I was looking forward to stopping along the shores of Lake Coeur d’Alene in northern Idaho with my daughter and two grandsons last month during our annual migration to visit family at another lake a few miles away on the Idaho-Washington border.
This was my daughter’s idea. She knows there is family heritage there, mostly gleaned from old photos and glints of pre-school memory. My parents had a home along the shores of Windy Bay which is formed by an elbow in the lake and where I docked a nifty Neptune 16 sailboat. Prior to building their own her grandparents rented a cabin for a couple of weeks each summer while they explored various part of the lake.
After stopping for burgers at the iconic, counter-only 105-year-old Hudson’s, which is deliciously famous for its minimalist menu, we strolled a block along the public beach to Independence Point and took a seaplane excursion aboard a Brooks de Havilland Beaver around the huge lake which brought back a flood of memories.
First flown in 1948, the year I was born, Beavers were a common site and experience during my stint in Anchorage, Alaska where the Lake Hood Seaplane Base, the largest in the world, rests along side the Anchorage International Airport on a peninsula jutting out into Cook Inlet from the Chugach Range, mid way across town.
If you haven’t flown in a Beaver, click here to see and hear a take-off and click here to see the view a news crew took with Brooks a few days after our flight.
As we flew above Lake Coeur d’Alene that day(photo in this blog courtesy of 29k Productions) on our way to where Windy Bay forms an elbow, I was listening to the crackle in the earphones as the pilot pointed out the homes of famous people along the way such as Dennis Franzen, Wayne Gretsky, John Elway and many more, but my eyes were on the hilltops that dot the shores of the lake.
Most had been denuded of all trees, which are a signature reason why people have long chosen to settle along the lake, in preparation for planned communities including golf courses while facilitating erosion and run off into the lake below.

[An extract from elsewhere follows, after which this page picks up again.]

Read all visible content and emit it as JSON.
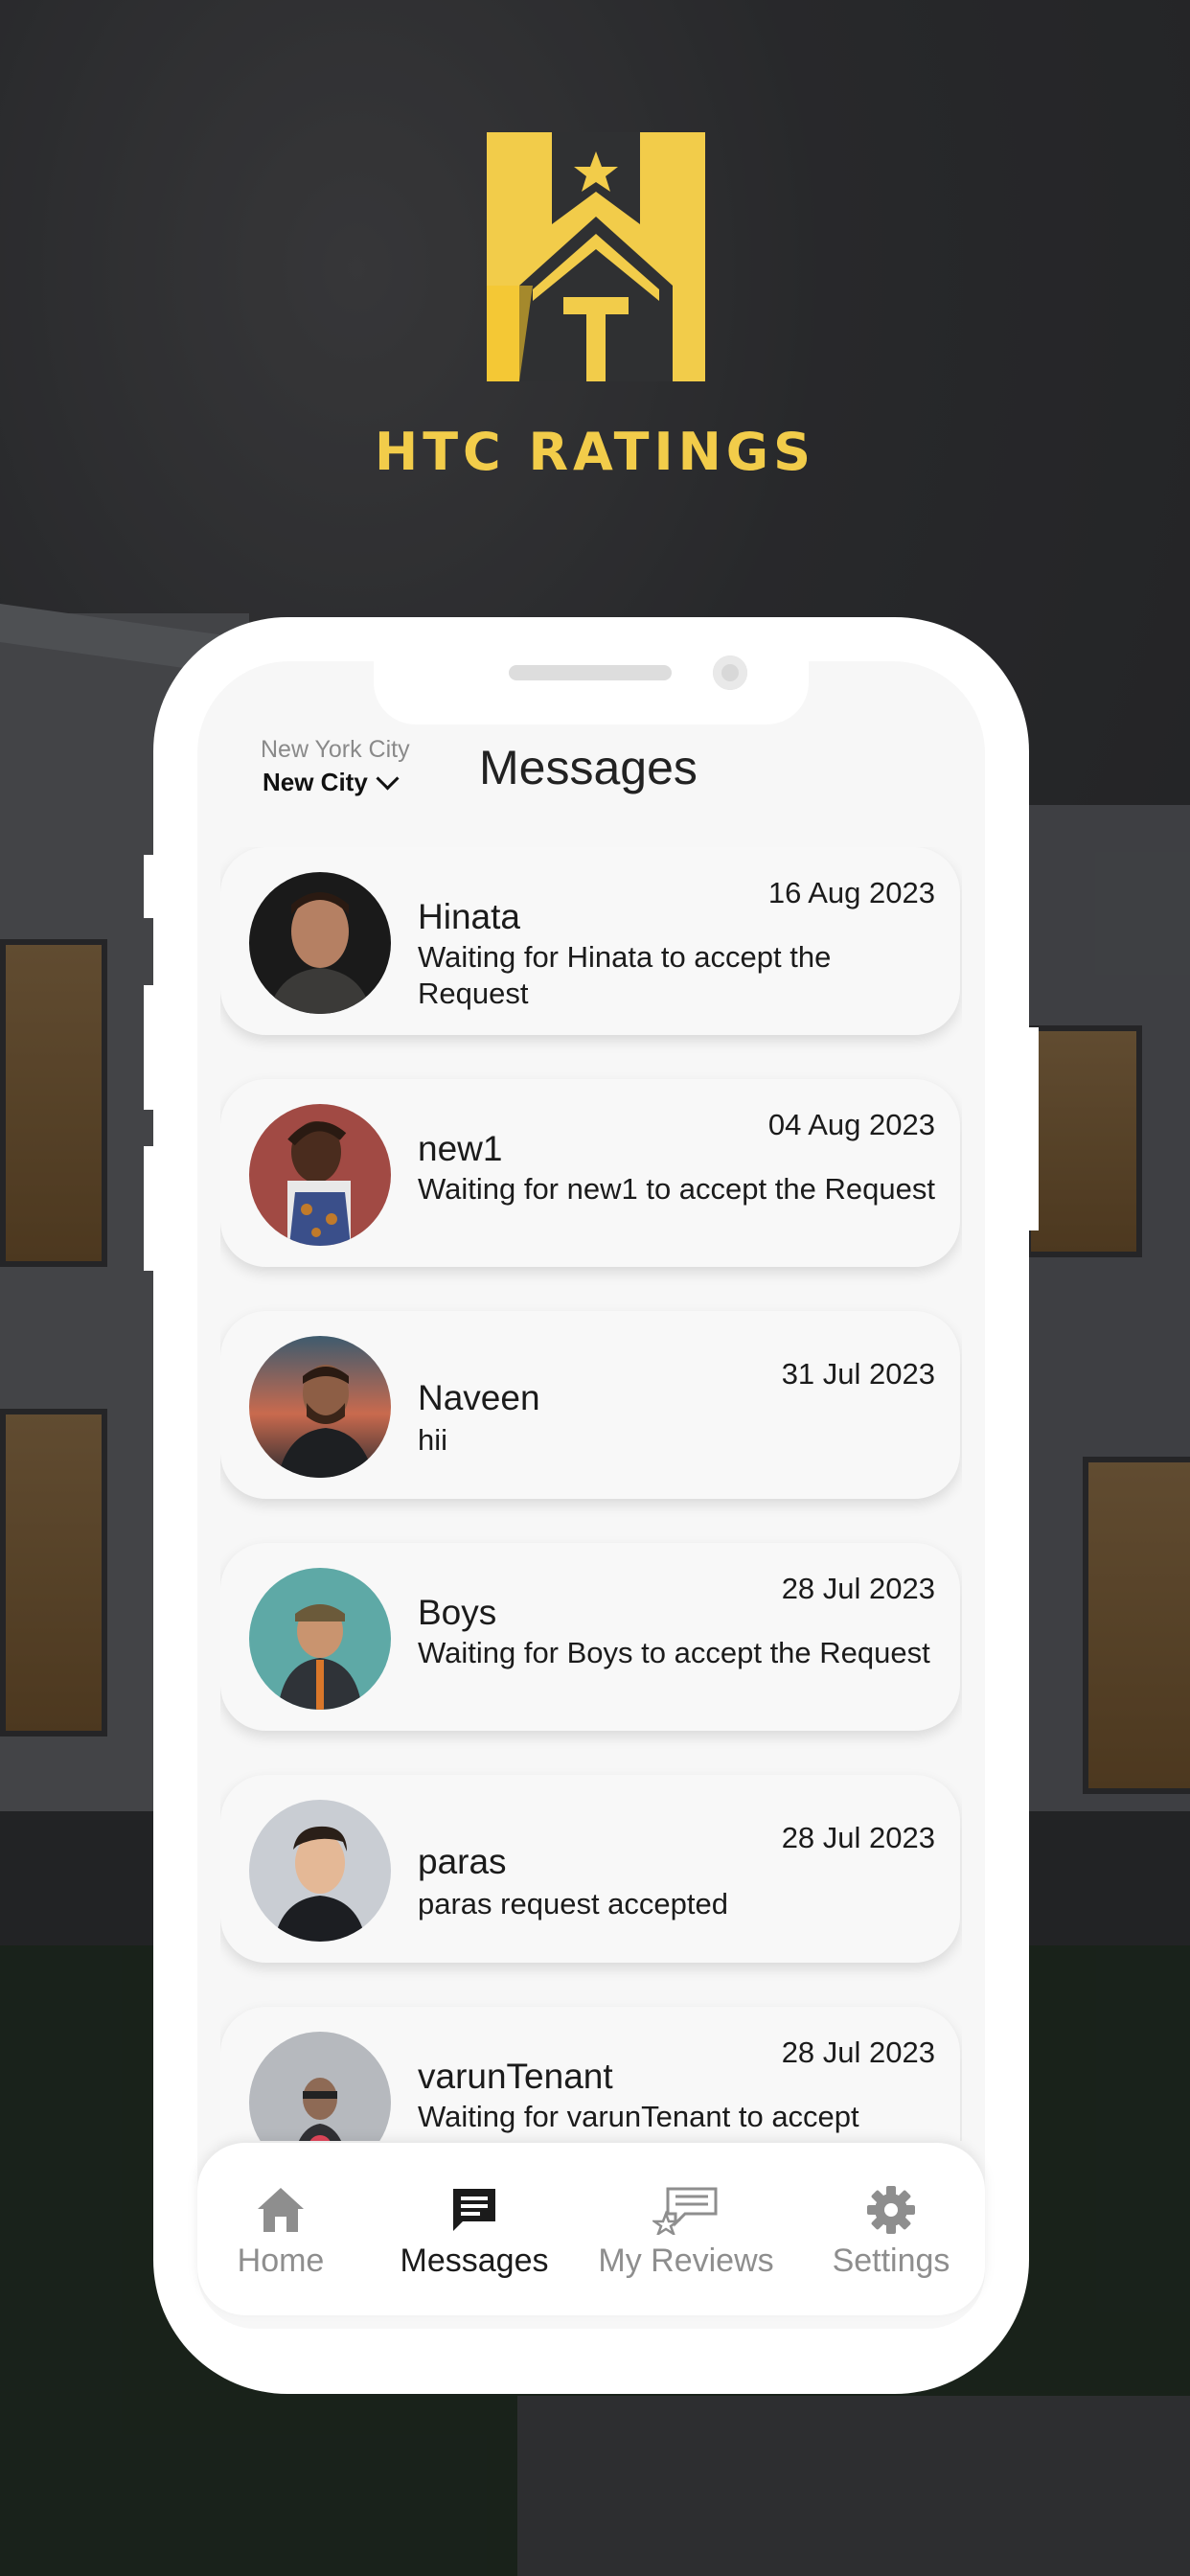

Such devastation is needless. Developers used to carefully preserve trees which add property value and so much more, but few do now. It is another example of what economists call externalities of the marketplace, where, in this case, negative costs and ramifications from this massive amount of clear-cutting are passed to others who aren’t even involved while the individuals or companies responsible reap all of the profits.
For me, it just scarred a once pristine memory.